Rewarding Whistle-blowers For Greater Compliance

In the wake of some spectacular instances of corporate evildoing, the SEC is wondering about offering serious cash to entice people who want to come forward.

The financial reform bill passed by Congress last year contained a provocative idea: Perhaps the government could entice more corporate whistle-blowers to speak up about the type of abuse that’s become synonymous with Enron, or WorldCom, or Fannie Mae, if it offered a serious bounty. Specifically, Congress had in mind as much as 30 percent of any settlement money the Securities and Exchange Commission recovers from companies in a fraud case.

Business groups and whistle-blower advocates have been sparring over exactly how the SEC should implement the program for the last year. This week, the SEC voted to finalize the rules in a contentious 3-2 decision praised by whistle-blower groups but derided by the U.S. Chamber of Commerce.

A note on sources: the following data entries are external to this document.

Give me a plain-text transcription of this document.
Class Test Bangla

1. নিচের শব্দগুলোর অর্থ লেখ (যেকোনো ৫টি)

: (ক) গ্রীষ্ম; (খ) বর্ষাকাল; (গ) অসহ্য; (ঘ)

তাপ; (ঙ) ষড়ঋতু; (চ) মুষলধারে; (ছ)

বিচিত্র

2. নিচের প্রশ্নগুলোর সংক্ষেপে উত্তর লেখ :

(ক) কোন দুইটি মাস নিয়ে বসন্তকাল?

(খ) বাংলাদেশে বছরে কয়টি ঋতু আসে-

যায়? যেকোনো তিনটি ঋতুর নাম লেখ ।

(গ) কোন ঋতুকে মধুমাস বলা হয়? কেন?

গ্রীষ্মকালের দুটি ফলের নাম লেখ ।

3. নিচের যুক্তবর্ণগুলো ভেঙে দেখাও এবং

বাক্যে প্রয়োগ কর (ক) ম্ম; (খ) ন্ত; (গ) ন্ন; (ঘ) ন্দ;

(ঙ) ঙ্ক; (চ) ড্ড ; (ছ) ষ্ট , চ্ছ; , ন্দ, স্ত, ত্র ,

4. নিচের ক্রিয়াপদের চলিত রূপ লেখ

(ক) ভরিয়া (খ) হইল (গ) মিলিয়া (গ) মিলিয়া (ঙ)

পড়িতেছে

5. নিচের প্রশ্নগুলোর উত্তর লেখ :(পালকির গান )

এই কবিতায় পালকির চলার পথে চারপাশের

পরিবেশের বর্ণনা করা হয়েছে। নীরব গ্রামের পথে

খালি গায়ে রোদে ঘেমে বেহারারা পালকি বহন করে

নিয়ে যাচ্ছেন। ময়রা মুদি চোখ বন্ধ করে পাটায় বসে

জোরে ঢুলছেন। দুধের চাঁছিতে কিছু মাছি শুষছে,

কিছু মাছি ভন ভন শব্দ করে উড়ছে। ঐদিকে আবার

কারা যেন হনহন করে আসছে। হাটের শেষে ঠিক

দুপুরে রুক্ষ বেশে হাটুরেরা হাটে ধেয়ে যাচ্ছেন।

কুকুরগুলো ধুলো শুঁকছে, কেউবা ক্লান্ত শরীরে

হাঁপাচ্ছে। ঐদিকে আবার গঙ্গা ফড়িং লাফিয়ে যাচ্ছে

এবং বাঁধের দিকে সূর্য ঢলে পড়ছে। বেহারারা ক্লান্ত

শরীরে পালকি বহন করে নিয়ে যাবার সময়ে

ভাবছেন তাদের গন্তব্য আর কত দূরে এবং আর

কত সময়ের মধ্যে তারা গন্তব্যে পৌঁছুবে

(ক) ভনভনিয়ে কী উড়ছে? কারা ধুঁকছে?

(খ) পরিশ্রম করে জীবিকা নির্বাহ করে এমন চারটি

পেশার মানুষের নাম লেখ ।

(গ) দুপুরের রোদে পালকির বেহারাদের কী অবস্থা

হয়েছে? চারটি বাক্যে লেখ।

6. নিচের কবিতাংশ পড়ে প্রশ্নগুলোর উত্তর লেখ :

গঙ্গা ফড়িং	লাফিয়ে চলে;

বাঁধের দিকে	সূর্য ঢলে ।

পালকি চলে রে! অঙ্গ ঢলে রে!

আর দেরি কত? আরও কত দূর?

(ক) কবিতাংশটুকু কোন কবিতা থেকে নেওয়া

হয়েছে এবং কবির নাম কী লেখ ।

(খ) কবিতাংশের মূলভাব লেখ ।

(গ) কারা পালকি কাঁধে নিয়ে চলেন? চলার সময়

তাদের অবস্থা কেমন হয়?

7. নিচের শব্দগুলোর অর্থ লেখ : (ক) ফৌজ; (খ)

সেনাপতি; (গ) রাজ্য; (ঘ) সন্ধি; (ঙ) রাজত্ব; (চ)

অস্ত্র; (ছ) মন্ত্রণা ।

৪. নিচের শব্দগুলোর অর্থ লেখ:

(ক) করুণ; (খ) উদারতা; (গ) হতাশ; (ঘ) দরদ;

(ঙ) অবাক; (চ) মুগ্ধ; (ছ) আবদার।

At the heart of the dispute was whether whistle-blowers should first have to alert their companies of allegations before taking them to the feds. Business groups argued that, without such a rule, the government’s initiative would undermine corporate compliance programs. Opponents countered that such a requirement would discourage whistle-blowers from speaking out by forcing them to, in essence, alert corporate criminals before going to the authorities.

The SEC sided with the latter logic, and the new program will now reward whistle-blowers who voluntarily provide “original information” that leads to a penalty of at least $1 million with 10 to 30 percent of the settlement.

If the agency properly administers its whistle-blower office, responded Stephen Kohn, executive director of the National Whistleblowers Center, the program could detect fraud and “create the enforcement hammer needed to make real change in the culture of corruption that fostered fraudsters like Bernie Madoff and led to countless Wall Street debacles, costing innocent investors trillions of dollars.”

In its statement, the Chamber of Commerce offered a different analogy.

“Not informing the company of a potential fraud and waiting for the SEC to act is the equivalent of not calling the firefighters down the street to put out a raging fire and instead calling the lawyers from the next town to sue over the fire instead,” Chamber officials said in a statement.

“The company is in the best position to immediately investigate and mitigate any violations, not the SEC, who will be inundated with thousands of tips it won’t be able to handle.”

The National Whistle-blowers Center last year produced a study suggesting cash rewards would make whistle-blowers no more likely to turn to the government than their own corporate compliance offices and would do little to harm internal compliance. In assessing cases filed under the False Claims Act since 2007, the study found that nearly 90 percent of employees still reported their concerns internally before going to the government (although sometimes the government benefits by setting a rogue to catch a rogue).

A New England Journal of Medicine study published last year reached similar conclusions in analyzing the experiences of whistle-blowers against pharmaceutical companies. Not one of the 26 whistle-blowers involved in litigation who were interviewed for the study said he or she was motivated by a financial bounty. In fact, “The prevailing sentiment was that the payoff had not been worth the personal cost,” the researchers concluded. Generally, the whistle-blowers interviewed also tried to address their concerns internally and only became litigants either accidentally or “as a last resort.”

Such results suggest businesses may be overreacting to the fear that a flood of employees will run to the government in secret to profit off tattling bonuses. But they also suggest something else: If money hasn’t been shown to dramatically motivate whistle-blowers, will the SEC’s program even have its intended effect?

“Almost certainly the quantity of whistleblowing disclosures will increase thanks to this program,” said Tom Devine, the legal director with the Government Accountability Project. But that’s not because whistleblowers are motivated by financial personal gain. “First, the government is putting its money where its mouth is, and that’s a good antidote for the primary reason why whistleblowers remain silent, which is cynicism. With good cause, they think the government’s not really interested in going beyond public relation invitations to provide evidence.”

And the second reason? Devine said the money helps to neutralize the chilling effect from the fear of bankruptcy that can come with lost employment and mounting legal fees.